Interestingly enough the verb tricher in French means to cheat.
At the time M. Trichet was accused of being involved in a massive fraud case involving some missing money at the bank Credit Lyonnais. He got off and took the first plane to Frankfurt.
Fast forward seven years. The European Central Bank has a liquidity window. It allows European banks to borrow from it against the security of European Government bonds. The restriction is that the bonds have to be rated as investment grade. Those of Greece, for example, would not be acceptable.
But now they are. Trichet has announced a sudden U-turn. Now every country which spends and borrows too much is going to press for the same treatment: sign the piles of IOUs, sell them to the banks, and the banks lodge them at the ECB in return for clean, fresh euros. The next stage, not ruled out by the ECB, will be to purchase Greek bonds outright.

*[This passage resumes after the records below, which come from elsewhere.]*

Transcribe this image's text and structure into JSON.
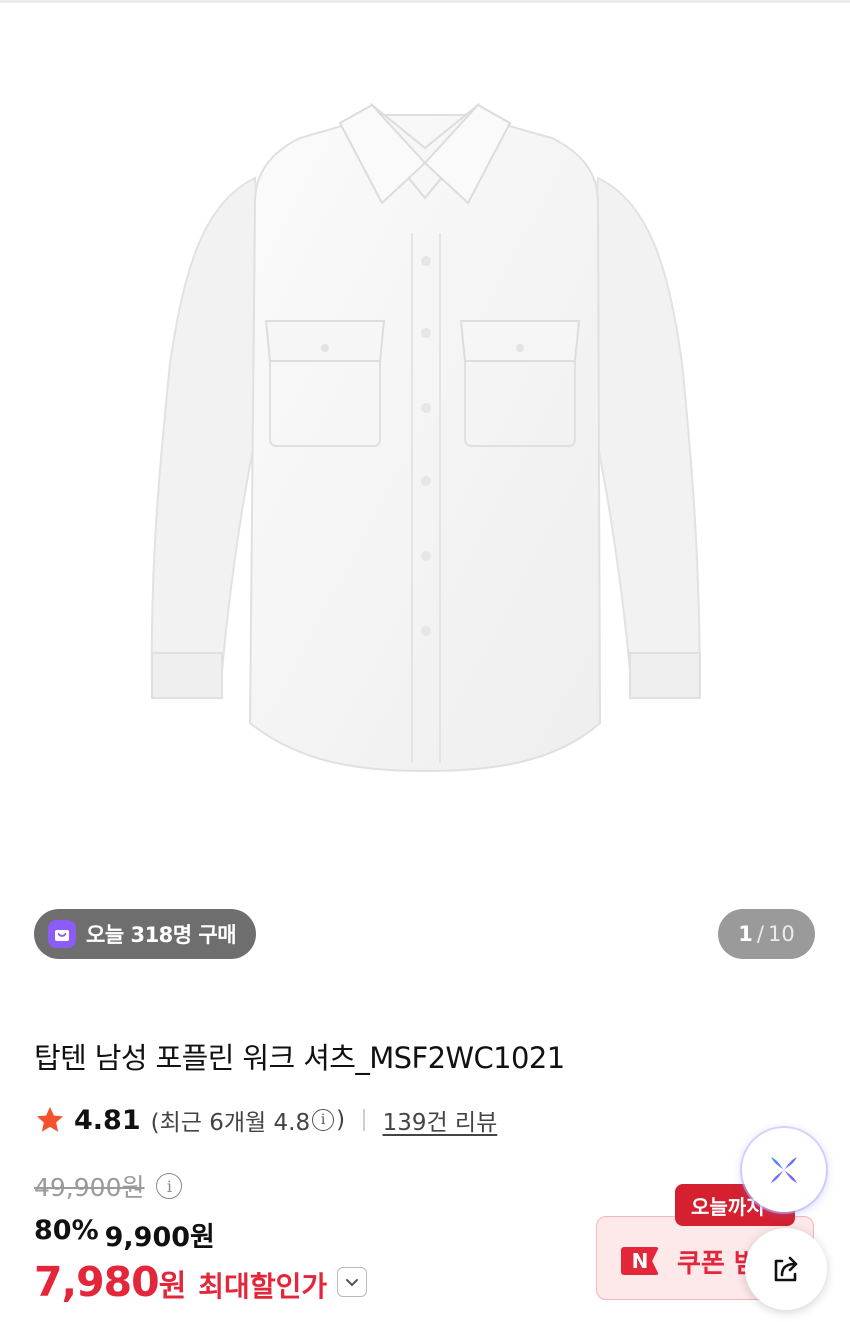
{
  "gallery": {
    "today_purchases": "오늘 318명 구매",
    "page_current": "1",
    "page_separator": "/",
    "page_total": "10"
  },
  "product": {
    "title": "탑텐 남성 포플린 워크 셔츠_MSF2WC1021",
    "rating": "4.81",
    "rating_recent_prefix": "(최근 6개월 4.8",
    "rating_recent_suffix": ")",
    "review_link": "139건 리뷰"
  },
  "price": {
    "original": "49,900원",
    "discount_rate": "80%",
    "discounted": "9,900원",
    "final_amount": "7,980",
    "final_unit": "원",
    "max_discount_label": "최대할인가"
  },
  "coupon": {
    "deadline_label": "오늘까지",
    "button_label": "쿠폰 받기",
    "naver_badge": "N"
  },
  "colors": {
    "accent_red": "#e4263b",
    "badge_purple": "#8b5cf6",
    "star": "#f4512c"
  },
  "icons": [
    "shopping-bag-icon",
    "star-icon",
    "info-icon",
    "chevron-down-icon",
    "naver-n-icon",
    "ai-sparkle-icon",
    "share-icon"
  ]
}
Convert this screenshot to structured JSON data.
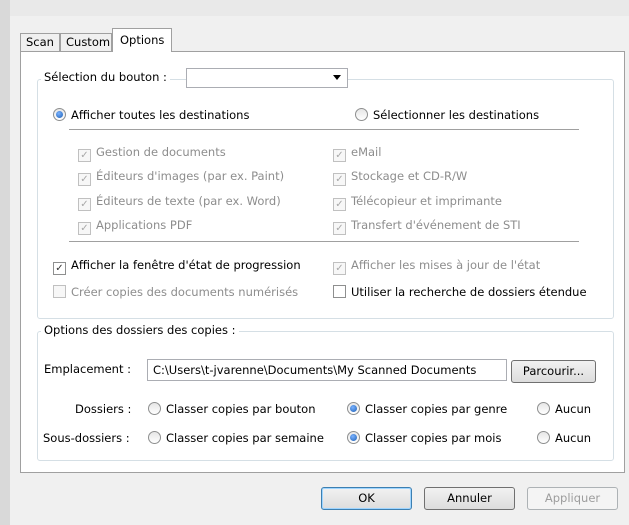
{
  "tabs": [
    "Scan",
    "Custom",
    "Options"
  ],
  "button_selection": {
    "legend": "Sélection du bouton :",
    "value": ""
  },
  "destinations": {
    "show_all_label": "Afficher toutes les destinations",
    "select_label": "Sélectionner les destinations",
    "left": [
      "Gestion de documents",
      "Éditeurs d'images (par ex. Paint)",
      "Éditeurs de texte (par ex. Word)",
      "Applications PDF"
    ],
    "right": [
      "eMail",
      "Stockage et CD-R/W",
      "Télécopieur et imprimante",
      "Transfert d'événement de STI"
    ]
  },
  "options": {
    "show_progress": "Afficher la fenêtre d'état de progression",
    "show_status_updates": "Afficher les mises à jour de l'état",
    "create_copies": "Créer copies des documents numérisés",
    "extended_search": "Utiliser la recherche de dossiers étendue"
  },
  "copies": {
    "legend": "Options des dossiers des copies :",
    "location_label": "Emplacement :",
    "location_value": "C:\\Users\\t-jvarenne\\Documents\\My Scanned Documents",
    "browse_label": "Parcourir...",
    "folders_label": "Dossiers :",
    "folders_options": [
      "Classer copies par bouton",
      "Classer copies par genre",
      "Aucun"
    ],
    "subfolders_label": "Sous-dossiers :",
    "subfolders_options": [
      "Classer copies par semaine",
      "Classer copies par mois",
      "Aucun"
    ]
  },
  "footer": {
    "ok": "OK",
    "cancel": "Annuler",
    "apply": "Appliquer"
  },
  "icons": {
    "radio_checked": "radio-checked-icon",
    "checkbox_checked": "checkmark-icon",
    "dropdown": "chevron-down-icon"
  }
}
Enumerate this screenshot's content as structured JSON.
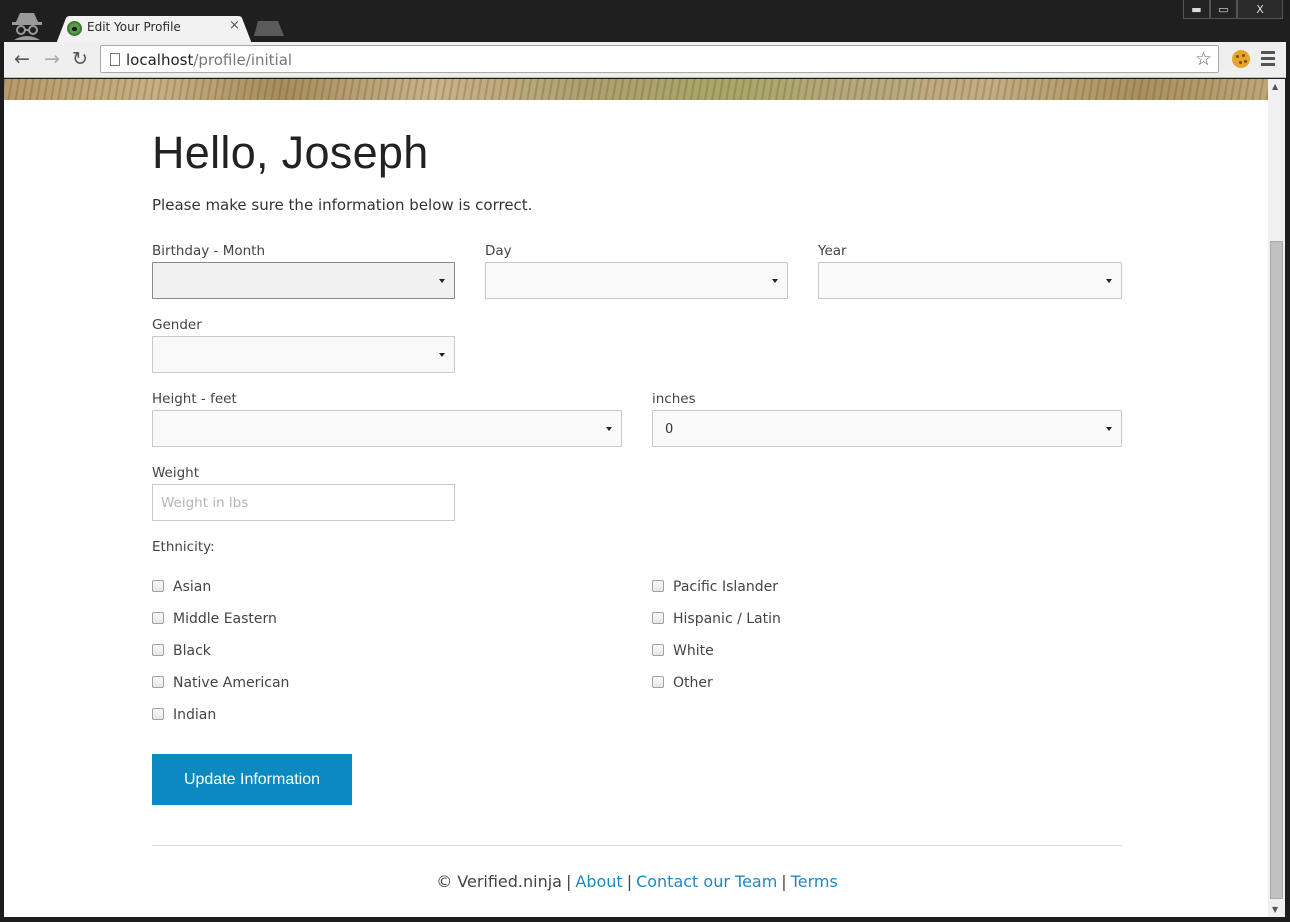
{
  "browser": {
    "tab_title": "Edit Your Profile",
    "tab_close": "×",
    "url_host": "localhost",
    "url_path": "/profile/initial",
    "window_buttons": {
      "minimize": "▬",
      "maximize": "▭",
      "close": "X"
    }
  },
  "page": {
    "greeting": "Hello, Joseph",
    "lead": "Please make sure the information below is correct.",
    "birthday_month_label": "Birthday - Month",
    "birthday_month_value": "",
    "day_label": "Day",
    "day_value": "",
    "year_label": "Year",
    "year_value": "",
    "gender_label": "Gender",
    "gender_value": "",
    "height_feet_label": "Height - feet",
    "height_feet_value": "",
    "height_inches_label": "inches",
    "height_inches_value": "0",
    "weight_label": "Weight",
    "weight_placeholder": "Weight in lbs",
    "ethnicity_label": "Ethnicity:",
    "ethnicity_left": [
      "Asian",
      "Middle Eastern",
      "Black",
      "Native American",
      "Indian"
    ],
    "ethnicity_right": [
      "Pacific Islander",
      "Hispanic / Latin",
      "White",
      "Other"
    ],
    "submit_label": "Update Information"
  },
  "footer": {
    "copyright": "© Verified.ninja",
    "about": "About",
    "contact": "Contact our Team",
    "terms": "Terms",
    "separator": "|"
  },
  "colors": {
    "accent": "#0b8ac2",
    "link": "#1e88c7"
  }
}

The Financial Times said ‘Mr Trichet has taken an increasingly political stance..’
This is effectively a blanket guarantee and Angela Merkel should have forbidden it but she can’t because the ECB is non political.
Strangely enough this is all happening while the IMF is having a good run. Dominique Strauss Kahn and his boys rejected outright the terms of the European rescue plan for Greece describing growth projections as optimistic. Mr Strauss Kahn is expected to be Mr Sarkozy’s rival in the Presidential Elections.